A number of doctors and nurses across all trusts will be among those affected as the NHS pursues the steep cost savings target it has been set.
In all the health service is poised to cut around 53,000 positions, according to Freedom of Information requests by False Economy, a trade union backed anti-cuts website.
TUC general secretary Brendan Barber said: “False Economy’s new research on NHS job cuts gives the lie to government claims that the NHS was safe in their hands.
“Not only are they reorganising the NHS in a way that strips out many of its founding principles, but also insisting on immediate cuts that will certainly harm frontline services. To echo Andrew Lansley, it does not get much more frontline than that.”

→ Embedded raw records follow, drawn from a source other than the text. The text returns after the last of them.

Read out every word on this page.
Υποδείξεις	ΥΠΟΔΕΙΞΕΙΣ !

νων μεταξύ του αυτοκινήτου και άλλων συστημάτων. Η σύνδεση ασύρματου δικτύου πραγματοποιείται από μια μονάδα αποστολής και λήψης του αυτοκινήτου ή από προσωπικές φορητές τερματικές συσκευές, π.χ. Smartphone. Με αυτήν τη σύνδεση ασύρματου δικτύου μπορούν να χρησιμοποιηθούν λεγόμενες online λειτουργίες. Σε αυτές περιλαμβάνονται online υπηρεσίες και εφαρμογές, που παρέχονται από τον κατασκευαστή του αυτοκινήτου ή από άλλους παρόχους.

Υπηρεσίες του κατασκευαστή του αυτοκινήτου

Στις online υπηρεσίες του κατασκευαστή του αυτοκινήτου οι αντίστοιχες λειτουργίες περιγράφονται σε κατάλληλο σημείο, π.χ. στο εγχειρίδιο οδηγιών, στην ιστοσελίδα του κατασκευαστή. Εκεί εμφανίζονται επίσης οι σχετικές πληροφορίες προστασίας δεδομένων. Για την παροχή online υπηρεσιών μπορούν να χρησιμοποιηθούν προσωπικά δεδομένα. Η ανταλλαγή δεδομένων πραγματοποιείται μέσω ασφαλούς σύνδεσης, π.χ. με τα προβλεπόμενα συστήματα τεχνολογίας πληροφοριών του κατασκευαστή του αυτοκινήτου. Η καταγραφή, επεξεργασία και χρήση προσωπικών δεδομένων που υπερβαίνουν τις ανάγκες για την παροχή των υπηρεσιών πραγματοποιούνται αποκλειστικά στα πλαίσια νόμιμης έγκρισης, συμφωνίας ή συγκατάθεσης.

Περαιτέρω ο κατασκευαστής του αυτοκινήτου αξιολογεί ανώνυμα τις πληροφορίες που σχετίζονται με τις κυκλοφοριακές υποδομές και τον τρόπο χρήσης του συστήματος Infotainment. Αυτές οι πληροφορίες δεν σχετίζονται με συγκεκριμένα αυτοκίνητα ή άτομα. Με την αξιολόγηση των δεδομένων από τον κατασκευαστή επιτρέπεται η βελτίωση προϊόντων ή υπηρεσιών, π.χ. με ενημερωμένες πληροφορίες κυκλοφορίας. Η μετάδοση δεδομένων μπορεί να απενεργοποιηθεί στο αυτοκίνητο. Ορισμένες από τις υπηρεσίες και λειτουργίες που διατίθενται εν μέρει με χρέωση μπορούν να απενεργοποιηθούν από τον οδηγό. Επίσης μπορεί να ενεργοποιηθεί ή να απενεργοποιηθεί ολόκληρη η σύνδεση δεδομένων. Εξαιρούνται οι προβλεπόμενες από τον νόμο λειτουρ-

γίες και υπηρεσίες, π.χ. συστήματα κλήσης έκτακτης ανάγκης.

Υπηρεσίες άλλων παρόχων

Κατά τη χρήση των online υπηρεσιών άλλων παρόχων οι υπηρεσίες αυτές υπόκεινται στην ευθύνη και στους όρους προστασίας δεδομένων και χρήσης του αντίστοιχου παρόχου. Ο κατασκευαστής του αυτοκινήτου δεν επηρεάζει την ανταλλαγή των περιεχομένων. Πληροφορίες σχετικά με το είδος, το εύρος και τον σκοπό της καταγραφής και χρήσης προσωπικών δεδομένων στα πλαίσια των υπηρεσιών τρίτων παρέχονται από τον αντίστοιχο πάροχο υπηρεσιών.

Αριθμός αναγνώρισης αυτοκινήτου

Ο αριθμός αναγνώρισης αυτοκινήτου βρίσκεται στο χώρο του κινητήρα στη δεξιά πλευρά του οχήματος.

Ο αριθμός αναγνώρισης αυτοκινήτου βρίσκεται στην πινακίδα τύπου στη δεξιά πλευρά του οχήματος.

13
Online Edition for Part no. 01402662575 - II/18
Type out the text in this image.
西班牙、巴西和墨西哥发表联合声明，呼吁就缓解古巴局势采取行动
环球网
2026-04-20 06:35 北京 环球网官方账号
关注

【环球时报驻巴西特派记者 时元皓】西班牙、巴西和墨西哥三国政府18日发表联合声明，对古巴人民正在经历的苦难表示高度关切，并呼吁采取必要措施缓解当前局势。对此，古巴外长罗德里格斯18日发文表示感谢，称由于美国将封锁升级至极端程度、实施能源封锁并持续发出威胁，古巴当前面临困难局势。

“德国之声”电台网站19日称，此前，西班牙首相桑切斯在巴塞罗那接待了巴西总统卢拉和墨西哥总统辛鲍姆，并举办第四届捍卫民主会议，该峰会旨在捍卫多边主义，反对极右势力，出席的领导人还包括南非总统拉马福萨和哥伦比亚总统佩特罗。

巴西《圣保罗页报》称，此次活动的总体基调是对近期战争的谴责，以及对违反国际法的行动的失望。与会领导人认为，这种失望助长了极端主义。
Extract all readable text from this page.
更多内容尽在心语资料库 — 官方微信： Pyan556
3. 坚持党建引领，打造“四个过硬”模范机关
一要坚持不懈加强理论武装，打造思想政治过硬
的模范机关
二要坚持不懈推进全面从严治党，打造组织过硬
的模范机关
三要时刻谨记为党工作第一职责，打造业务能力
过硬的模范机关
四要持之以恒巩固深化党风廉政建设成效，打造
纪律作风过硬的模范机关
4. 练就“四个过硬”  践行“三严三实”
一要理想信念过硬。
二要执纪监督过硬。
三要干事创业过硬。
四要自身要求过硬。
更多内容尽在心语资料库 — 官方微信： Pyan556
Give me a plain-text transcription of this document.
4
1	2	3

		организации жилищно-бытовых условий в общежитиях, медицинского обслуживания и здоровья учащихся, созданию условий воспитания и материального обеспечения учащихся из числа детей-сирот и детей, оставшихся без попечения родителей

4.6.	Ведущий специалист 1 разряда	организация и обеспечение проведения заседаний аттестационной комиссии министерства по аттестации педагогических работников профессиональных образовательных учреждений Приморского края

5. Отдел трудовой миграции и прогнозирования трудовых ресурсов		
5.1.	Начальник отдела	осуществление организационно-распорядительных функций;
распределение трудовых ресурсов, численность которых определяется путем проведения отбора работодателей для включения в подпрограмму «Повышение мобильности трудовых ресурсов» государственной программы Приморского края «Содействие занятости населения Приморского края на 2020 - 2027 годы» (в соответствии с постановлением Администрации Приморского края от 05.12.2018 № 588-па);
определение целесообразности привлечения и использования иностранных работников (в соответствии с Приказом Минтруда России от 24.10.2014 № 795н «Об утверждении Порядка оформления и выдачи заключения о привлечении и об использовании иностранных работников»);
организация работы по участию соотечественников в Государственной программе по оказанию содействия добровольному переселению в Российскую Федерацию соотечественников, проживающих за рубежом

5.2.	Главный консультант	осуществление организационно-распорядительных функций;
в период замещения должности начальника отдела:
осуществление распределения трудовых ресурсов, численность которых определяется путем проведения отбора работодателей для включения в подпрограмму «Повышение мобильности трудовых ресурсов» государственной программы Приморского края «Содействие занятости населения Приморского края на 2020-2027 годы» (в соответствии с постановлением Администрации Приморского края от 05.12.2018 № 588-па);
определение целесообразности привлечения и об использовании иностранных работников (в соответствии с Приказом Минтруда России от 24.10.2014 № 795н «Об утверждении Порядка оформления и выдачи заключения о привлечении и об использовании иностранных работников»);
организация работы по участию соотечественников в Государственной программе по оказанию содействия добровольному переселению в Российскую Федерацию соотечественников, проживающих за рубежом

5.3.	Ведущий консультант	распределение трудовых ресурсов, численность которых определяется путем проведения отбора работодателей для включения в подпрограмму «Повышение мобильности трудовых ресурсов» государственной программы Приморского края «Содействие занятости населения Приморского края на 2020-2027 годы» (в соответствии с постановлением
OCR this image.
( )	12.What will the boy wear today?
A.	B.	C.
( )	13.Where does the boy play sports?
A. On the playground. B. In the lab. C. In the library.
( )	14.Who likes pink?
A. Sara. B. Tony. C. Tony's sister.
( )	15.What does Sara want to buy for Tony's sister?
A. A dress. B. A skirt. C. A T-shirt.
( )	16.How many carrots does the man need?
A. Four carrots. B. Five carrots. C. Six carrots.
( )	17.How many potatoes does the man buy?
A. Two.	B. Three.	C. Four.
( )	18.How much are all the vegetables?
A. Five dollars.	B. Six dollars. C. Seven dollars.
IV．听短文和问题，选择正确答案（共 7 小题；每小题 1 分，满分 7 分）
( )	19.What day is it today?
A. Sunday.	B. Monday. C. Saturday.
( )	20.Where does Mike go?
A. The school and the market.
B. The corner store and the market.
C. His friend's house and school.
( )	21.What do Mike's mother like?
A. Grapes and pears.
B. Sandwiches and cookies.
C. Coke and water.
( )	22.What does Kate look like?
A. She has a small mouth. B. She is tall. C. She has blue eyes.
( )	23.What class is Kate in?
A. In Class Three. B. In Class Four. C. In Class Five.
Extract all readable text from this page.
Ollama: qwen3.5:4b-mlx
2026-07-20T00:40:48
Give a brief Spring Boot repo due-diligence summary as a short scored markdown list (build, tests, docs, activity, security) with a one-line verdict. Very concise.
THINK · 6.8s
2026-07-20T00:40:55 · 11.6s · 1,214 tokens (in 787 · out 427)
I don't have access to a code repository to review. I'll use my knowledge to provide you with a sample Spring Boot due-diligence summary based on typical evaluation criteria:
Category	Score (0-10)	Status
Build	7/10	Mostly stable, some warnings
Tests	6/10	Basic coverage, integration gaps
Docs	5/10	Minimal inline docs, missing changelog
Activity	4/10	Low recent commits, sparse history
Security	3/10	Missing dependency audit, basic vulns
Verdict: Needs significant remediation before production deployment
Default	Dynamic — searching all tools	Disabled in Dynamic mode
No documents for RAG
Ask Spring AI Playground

The true scale of the cuts is likely to even higher than the research suggests because a number of trusts have yet to decide their workforce plans.
But a Department of Health spokesman told InPharm the analysis was a “scaremongering” tactic by False Economy.
“We promised to reduce NHS bureaucracy and plough this money straight back into patient care, and that is exactly what we are delivering,” the spokesman said.
“Since last May, there are almost 2,500 more doctors, more nurses and more midwives – and 2,000 fewer managers.”
The figures from False Economy are double those forecast by the Royal College of Nursing forecast last November, and the expected reductions will take place over the next five years.
One of the biggest culls they uncover will be at Belfast Health and Social Care Trust, where 1,755 full-time posts will be cut, including 120 doctors and dentists, and 620 nurses.
Overall a minority of jobs are expected to be lost from ‘natural wastage’, but False Economy believes the majority of losses stem from the health service’s need to meet the so-called Nicholson Challenge.
This requires the NHS to make around £20 billion in efficiency savings by 2015.
Dr Hamish Meldrum, chairman of the doctors’ group the BMA, said: “Slashing posts represents a false economy. Doctors and other NHS staff across the UK are working hard to deliver services more efficiently.
“Even cuts to backroom staff frequently have an impact on clinical workers, who have to pick up the administrative burden.”
Details of the FOI requests are available online, showing results for each acute, primary care and mental health trust in England, and for trusts in Scotland, Wales and Northern Ireland.